Real Noindexing and Cosmetic Noindexing
When faced with a noindex or nofollow directive some search engines could decide to index words and links but to ignore those rows during a search. From an user point of view the result is the same, but in this way the noindex and nofollow directives lose their original meaning, because the search engine still has somewhere that information, even if it is ignored.
I hope that the explanation clarifies a bit what actually happens in the search engine software and database and how it is possible to “noindex but follow” when two completely different structures are used to save text and links. 🙂
For more information about the indexing, this Wikipedia article is a good reading: http://en.wikipedia.org/wiki/Search_engine_indexing
Now, I’ll try to reply to your other questions. You asked about Google but, again, these concepts apply to any search engine.
> Does Google still crawl and establish the link graph regardless of robots.txt directives and meta robots tags?

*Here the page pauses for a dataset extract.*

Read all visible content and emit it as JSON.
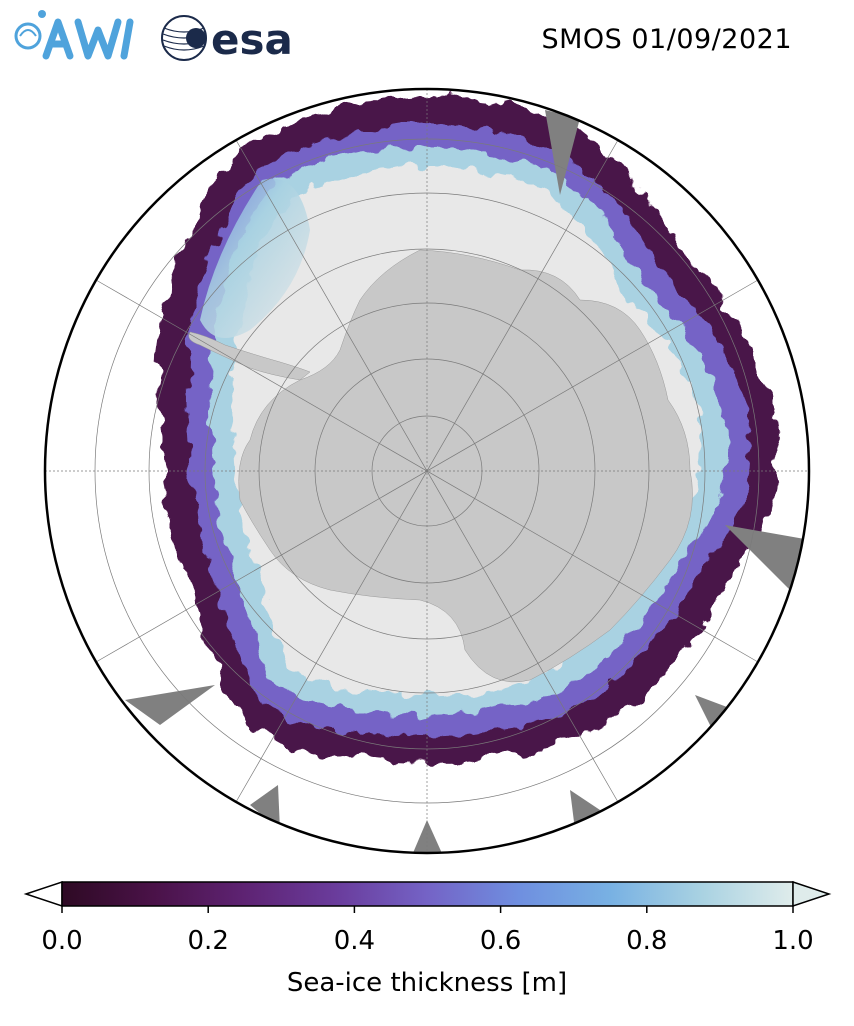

The robots.txt file talks to the spider while the meta robots tag talks to the indexer. This distinction is important in order to answer correctly to your question.
Any search engine which honors the robots.txt file will not ask for a disallowed resource. If a disallowed resource contains links, those links will not be perceived by the search engine. So the robots.txt file is a good way to actually influence the link graph.
About the robots meta tag and its nofollow directive, the links will be perceived but there is no way to understand if a nofollowable link is actually not inserted into the link graph or inserted but ignored. For sure, the search engine needs to save somewhere into the database the total count of links in the page.
> Why can Google still find links on a page that is blocked by robots.txt but can’t read the robots meta tag on the same page?
A resource disallowed in the robots.txt file is not requested by any popular search engine and as a consequence its contents (html code, inside text, links, HTTP headers) will not be perceived.
Can a search engine perceive a link in other ways, without downloading the resource? Theoretically there are some ways to (badly) achieve this goal, but I don’t know if any search engine actually uses them.
> Bonus: I think Google recently stated that they will still crawl blocked pages if they contain a Google+ badge on them!?